Luckily for the Bosis, Maschler, Gill and Palmer's less-than-glowing reviews were in the minority. The positive corner included Giles Coren of the Times ("already very good indeed"), the Observer‘s Jay Rayner ("welcome to London, Hibiscus. We're sure you're going to run and run"), the Independent on Sunday‘s Terry Durack ("Bosi is an effortless cook. This is a small, fully-formed restaurant of great charm"), the Daily Telegraph‘s blogging critic, Jan Moir ("Hibiscus is chic and rather fabulous") and Time Out‘s Guy Dimond, who pronounced Hibiscus to be "an epicurean restaurant that takes a very serious interest in flavour, texture, appearance and ingredient quality without being completely up itself" and proceeded to bestow a maximum six-star rating on the Bosis' dining room.

Sausage roll

Somewhat surprisingly, one dish that has really lit these critics' fires is a suckling pig "in two services", the second instalment of which is a perfectly formed, entirely English sausage roll. Rayner dubbed it "a colossus among sausage rolls", adding: "The pastry was so buttery I heard my heart making an appointment with the cardiologist in the morning. Inside was not the standard pork mush, but something gently spiced with real texture. With it came a slick of dark sauce, a rush of savouriness that made the blessed roll so much bigger than itself."

"Everybody's asking for it," laughs Claire, "and it was all our daughter Paige's idea… she was eating one in the car and Claude just said, ‘That's it, I'm going to put that on.'"

It just goes to show that out of the mouths of babes can come the best money-making culinary ideas.

Hibiscus

  • What is it?

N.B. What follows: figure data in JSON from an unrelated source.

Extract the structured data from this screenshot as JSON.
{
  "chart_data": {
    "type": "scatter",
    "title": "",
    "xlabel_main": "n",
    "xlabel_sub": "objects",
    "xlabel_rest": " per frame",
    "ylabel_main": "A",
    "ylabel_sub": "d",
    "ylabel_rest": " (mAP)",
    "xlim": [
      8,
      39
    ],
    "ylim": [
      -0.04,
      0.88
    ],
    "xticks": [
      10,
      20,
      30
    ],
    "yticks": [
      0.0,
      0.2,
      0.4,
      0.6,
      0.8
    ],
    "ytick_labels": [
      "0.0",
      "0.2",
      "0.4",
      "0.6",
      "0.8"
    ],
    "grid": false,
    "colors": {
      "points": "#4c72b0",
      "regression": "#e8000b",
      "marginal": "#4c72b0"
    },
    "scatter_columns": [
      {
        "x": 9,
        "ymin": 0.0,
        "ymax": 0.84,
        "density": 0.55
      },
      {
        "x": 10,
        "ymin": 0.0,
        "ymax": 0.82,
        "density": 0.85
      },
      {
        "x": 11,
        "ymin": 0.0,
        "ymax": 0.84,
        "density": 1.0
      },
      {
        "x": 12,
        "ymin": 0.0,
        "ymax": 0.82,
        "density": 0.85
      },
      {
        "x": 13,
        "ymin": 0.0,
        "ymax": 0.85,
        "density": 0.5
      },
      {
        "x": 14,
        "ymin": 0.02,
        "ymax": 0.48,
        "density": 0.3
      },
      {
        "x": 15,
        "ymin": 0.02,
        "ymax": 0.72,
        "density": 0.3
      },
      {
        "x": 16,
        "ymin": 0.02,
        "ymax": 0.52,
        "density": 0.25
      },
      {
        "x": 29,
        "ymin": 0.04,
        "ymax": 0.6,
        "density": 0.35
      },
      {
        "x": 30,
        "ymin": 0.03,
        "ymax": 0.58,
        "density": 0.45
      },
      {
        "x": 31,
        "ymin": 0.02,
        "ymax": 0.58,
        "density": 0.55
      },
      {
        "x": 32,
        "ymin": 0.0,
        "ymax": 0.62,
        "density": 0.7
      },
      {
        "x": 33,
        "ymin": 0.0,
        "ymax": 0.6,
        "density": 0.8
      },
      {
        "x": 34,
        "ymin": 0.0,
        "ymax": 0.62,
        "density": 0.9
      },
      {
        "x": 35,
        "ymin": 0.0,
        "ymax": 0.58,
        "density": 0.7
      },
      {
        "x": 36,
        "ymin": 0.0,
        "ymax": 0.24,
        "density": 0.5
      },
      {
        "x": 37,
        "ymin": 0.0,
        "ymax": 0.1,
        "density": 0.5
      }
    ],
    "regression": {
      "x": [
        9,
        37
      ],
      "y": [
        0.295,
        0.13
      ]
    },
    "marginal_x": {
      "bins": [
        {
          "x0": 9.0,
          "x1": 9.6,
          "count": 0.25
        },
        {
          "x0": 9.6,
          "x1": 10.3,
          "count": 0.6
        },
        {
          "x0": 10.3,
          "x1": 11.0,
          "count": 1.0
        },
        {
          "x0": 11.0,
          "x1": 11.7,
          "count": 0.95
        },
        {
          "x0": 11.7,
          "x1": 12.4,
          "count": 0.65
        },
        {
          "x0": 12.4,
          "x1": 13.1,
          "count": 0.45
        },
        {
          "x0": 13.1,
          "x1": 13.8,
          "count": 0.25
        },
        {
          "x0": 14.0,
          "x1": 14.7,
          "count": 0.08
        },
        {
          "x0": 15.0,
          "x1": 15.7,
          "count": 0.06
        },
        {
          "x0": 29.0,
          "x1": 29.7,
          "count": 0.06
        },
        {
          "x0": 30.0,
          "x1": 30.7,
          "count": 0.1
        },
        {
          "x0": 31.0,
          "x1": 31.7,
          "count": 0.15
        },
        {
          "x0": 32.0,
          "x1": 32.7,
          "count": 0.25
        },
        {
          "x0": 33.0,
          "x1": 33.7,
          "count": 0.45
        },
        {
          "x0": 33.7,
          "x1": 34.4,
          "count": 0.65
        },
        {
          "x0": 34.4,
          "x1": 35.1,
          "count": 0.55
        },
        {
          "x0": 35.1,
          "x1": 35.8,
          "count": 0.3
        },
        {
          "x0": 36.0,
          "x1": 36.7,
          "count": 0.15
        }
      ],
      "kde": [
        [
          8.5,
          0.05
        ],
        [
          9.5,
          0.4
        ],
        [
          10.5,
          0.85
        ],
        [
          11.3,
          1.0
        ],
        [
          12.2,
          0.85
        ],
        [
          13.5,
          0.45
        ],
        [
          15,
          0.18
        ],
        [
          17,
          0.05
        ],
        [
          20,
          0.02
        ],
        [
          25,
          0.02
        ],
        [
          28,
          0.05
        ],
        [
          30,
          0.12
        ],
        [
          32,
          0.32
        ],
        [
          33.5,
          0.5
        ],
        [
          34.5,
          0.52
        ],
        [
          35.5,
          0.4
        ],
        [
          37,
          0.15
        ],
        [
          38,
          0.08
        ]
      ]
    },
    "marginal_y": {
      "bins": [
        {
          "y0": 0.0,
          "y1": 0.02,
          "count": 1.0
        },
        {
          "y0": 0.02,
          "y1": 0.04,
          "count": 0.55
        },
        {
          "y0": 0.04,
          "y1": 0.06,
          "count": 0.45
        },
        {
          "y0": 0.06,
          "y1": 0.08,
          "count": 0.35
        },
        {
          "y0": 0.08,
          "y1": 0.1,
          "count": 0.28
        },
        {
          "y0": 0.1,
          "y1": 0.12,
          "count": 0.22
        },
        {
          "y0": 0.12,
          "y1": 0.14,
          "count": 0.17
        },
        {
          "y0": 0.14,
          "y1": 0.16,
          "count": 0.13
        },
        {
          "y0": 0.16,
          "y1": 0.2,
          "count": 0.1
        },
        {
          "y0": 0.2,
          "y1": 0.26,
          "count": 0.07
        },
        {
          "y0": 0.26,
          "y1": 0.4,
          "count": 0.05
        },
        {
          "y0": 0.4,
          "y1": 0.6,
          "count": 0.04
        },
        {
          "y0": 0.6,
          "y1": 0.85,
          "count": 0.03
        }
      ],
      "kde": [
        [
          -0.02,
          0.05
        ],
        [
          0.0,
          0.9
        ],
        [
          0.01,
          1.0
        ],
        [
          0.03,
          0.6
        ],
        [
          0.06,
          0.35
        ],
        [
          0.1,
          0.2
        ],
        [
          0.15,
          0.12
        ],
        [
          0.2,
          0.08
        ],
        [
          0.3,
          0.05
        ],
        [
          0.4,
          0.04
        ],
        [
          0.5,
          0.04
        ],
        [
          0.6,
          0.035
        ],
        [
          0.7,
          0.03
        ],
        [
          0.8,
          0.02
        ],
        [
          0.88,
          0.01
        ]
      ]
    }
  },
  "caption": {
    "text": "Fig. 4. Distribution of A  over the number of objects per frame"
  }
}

A 45-seat restaurant with 18-seat private dining room and 700-bin wine list
  • Address 29 Maddox Street, London W1. Tel 020 7629 2999 Website www.hibiscusrestaurant.co.uk
  • Proprietors Claire and Claude Bosi
  • Cost "Around £1m" for the site and kitting out the restaurant
  • Funding From the sale of the Ludlow site (£247,000), the Bosis' savings and three backers, all City businessmen
  • Site lease 25 years.
  • Opening times Monday-Friday lunch and dinner closed at weekends
  • Pricing £55 for three courses (lunch/dinner) à la carte £25 for three-course set-price lunch menu
  • Key personnel Head chef Marcus McGuiness front of house Simon Freeman and Natalie Hadley
  • Turnover (without private dining room) £35,000 per week for the first four weeks

The story so far

After selling the Ludlow, Shropshire, site of their two-Michelin-starred restaurant, Hibiscus, in April, Claude and Claire Bosi spent the summer months gearing up towards relaunching it in London in the autumn.

Frustrating niggles with planning permission and licensing meant that opening night was put back twice, but the restaurant finally opened its doors on 24 October in London's exclusive Mayfair district. In the month that followed, restaurant reviews came thick and fast - some good, others less so.